METHODS: The resistance index was calculated. Bioinformatic techniques were applied to predict the transcription factors that bind and their binding sites on the c-Met promoter. Chromatin immunoprecipitation assays were implemented to verify the prediction results. To determine the regulatory mechanisms and effects of c-Met on sorafenib resistance in HCC, c-Met expression and activation were down-regulated by siRNA and inhibitor in in vivo and vitro experiments, while a parental cell line (Huh-7) was transfected with the adenovirus that upregulated c-Met expression.

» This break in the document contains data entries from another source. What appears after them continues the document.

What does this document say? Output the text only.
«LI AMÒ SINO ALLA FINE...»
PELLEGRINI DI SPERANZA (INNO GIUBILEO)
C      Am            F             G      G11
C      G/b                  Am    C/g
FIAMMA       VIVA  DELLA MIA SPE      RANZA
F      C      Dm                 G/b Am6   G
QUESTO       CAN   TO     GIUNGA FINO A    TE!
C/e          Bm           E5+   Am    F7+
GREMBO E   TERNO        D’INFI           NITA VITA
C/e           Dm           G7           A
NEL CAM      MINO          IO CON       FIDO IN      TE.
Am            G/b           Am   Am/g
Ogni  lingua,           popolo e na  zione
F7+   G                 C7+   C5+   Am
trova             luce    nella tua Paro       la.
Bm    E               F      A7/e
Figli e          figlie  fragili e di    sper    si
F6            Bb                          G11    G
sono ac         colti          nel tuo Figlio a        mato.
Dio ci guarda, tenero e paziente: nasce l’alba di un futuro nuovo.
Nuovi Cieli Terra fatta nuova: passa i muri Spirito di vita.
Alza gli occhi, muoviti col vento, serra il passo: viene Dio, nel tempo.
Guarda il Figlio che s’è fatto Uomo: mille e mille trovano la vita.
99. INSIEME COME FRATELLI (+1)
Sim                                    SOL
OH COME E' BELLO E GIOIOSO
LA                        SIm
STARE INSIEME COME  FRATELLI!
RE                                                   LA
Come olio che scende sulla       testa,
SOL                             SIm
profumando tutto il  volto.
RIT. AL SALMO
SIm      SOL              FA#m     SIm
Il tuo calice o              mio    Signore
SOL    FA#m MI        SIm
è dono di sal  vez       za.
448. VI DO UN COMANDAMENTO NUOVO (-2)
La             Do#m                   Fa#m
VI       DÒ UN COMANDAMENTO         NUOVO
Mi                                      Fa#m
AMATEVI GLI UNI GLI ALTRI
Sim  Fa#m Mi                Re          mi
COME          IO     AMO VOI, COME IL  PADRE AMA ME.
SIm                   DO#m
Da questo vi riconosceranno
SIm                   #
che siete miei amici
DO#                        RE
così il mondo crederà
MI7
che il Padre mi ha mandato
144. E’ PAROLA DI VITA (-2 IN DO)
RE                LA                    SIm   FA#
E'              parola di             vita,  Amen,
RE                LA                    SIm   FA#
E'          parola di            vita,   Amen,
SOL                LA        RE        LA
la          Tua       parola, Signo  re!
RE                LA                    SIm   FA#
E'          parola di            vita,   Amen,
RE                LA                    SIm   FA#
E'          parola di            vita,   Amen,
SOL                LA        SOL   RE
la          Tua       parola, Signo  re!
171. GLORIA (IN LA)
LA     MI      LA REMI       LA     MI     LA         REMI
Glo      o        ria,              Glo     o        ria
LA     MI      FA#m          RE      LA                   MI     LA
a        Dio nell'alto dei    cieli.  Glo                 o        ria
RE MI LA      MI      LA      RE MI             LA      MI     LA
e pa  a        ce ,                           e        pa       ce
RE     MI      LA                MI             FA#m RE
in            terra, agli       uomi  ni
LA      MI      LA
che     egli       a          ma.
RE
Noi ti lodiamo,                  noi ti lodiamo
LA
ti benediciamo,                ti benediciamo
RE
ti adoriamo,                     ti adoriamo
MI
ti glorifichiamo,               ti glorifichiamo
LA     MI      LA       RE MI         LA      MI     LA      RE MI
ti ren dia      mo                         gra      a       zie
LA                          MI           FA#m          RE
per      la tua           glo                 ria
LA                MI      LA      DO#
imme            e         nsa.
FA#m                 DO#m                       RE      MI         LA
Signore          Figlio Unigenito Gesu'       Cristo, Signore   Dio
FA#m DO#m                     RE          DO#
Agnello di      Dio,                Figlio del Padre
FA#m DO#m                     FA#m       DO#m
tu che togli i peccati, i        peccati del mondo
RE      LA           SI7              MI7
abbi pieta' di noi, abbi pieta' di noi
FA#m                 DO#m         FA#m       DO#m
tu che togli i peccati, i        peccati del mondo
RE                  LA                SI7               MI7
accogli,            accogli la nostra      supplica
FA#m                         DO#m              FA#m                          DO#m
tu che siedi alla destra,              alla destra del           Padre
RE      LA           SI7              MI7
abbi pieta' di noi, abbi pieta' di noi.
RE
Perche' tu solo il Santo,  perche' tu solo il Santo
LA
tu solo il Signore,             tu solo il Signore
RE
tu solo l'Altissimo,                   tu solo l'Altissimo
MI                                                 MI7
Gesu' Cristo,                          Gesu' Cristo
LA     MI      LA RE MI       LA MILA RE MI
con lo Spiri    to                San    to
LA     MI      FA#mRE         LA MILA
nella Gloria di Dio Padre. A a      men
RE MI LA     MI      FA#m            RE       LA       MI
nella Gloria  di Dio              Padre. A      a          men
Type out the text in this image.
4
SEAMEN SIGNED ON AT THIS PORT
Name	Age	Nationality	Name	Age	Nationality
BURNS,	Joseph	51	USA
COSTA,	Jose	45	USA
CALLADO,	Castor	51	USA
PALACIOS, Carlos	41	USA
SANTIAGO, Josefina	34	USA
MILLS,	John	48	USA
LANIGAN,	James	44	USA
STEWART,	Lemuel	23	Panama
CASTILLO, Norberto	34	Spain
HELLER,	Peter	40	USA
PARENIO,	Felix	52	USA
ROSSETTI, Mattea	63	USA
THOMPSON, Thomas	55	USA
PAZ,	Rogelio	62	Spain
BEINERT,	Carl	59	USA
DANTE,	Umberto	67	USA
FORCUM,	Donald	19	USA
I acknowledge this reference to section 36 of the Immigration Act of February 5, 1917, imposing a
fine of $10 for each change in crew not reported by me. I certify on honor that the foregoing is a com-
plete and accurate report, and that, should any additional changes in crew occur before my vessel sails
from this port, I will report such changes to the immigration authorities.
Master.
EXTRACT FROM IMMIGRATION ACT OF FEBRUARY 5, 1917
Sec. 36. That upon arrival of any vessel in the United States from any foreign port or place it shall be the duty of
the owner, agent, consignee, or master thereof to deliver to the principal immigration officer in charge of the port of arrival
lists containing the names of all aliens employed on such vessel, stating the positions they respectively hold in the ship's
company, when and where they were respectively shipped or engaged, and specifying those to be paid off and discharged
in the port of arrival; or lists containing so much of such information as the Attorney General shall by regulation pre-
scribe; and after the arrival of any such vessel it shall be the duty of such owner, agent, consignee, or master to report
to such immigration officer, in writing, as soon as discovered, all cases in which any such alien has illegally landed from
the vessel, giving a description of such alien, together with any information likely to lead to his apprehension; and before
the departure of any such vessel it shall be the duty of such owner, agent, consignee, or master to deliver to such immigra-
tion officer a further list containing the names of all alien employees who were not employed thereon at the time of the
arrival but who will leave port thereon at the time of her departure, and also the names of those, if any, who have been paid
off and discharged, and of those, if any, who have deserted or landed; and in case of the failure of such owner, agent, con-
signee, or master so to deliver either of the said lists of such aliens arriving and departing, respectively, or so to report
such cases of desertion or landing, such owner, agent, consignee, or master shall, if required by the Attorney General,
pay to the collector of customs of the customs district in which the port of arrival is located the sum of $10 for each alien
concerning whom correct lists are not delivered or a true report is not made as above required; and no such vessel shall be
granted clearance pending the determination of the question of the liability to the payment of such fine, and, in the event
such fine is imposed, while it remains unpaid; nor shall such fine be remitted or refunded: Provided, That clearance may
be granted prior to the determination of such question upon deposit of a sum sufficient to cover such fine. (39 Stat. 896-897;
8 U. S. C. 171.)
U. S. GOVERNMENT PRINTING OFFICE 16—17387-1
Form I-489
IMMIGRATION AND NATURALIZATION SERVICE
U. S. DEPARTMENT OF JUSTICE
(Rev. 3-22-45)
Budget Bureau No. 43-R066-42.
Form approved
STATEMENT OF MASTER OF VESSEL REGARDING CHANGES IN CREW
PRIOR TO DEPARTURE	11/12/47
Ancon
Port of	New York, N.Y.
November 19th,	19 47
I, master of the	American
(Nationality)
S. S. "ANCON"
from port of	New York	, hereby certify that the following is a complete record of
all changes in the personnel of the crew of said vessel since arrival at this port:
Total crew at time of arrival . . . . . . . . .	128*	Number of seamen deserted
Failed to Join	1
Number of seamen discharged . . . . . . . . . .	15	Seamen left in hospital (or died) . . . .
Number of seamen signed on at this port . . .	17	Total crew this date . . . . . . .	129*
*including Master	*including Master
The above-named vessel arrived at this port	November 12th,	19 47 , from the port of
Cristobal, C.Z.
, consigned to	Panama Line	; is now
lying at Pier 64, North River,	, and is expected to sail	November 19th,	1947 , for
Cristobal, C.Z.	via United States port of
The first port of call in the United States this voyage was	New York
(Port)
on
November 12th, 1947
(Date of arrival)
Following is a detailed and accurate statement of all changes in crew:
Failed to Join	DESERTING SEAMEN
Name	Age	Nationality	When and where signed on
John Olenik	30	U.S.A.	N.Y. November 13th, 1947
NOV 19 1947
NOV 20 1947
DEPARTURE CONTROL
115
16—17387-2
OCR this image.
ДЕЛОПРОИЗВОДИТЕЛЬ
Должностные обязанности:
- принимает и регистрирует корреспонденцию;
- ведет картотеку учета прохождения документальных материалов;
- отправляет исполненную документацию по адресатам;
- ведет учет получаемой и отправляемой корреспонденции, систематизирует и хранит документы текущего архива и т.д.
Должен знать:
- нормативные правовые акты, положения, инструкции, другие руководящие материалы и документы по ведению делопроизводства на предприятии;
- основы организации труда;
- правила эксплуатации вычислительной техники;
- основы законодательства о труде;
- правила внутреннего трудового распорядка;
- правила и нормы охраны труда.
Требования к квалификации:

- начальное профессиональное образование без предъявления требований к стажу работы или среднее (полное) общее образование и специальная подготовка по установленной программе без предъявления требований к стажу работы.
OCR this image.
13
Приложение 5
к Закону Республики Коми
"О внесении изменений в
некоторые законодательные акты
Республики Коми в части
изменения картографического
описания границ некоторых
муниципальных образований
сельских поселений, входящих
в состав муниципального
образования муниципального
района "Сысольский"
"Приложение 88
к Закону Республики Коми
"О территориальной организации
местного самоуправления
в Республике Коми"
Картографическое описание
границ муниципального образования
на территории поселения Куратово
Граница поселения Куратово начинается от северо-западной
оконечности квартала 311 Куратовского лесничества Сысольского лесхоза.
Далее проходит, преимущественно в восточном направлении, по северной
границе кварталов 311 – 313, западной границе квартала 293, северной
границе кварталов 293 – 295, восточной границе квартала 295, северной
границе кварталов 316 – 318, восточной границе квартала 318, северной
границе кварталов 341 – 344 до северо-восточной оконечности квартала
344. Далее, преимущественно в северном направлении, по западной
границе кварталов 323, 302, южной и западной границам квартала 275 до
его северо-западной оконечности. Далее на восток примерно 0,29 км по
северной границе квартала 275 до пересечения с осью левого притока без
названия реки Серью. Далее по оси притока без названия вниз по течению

RESULTS: c-Met expression was increased in HCC sorafenib-resistant cells. Functional findings suggested that c-Met overexpression and activation drive HCC tumor progression and sorafenib resistance by promoting cell proliferation, migration, and stopping apoptosis. Molecular mechanism findings demonstrated that the MEK/ERK signaling pathway activated the expression and activity of ETS-1 mediated by p-ERK, which led to its binding to the c-Met gene promoter and upregulation of c-Met transcriptional expression. The activation of the HGF/c-Met pathway drives sorafenib resistance in HCC cells by activating the Ras/Raf/ERK and PI3K/Akt signaling pathways, which regulate biologic processes, including cell proliferation, migration and anti-apoptosis.
CONCLUSIONS: c-Met overexpression and activation is an essential mechanism of sorafenib resistance in HCC. Combination therapy of sorafenib plus c-Met inhibitor overcame the resistance of sorafenib-targeted therapy for HCC.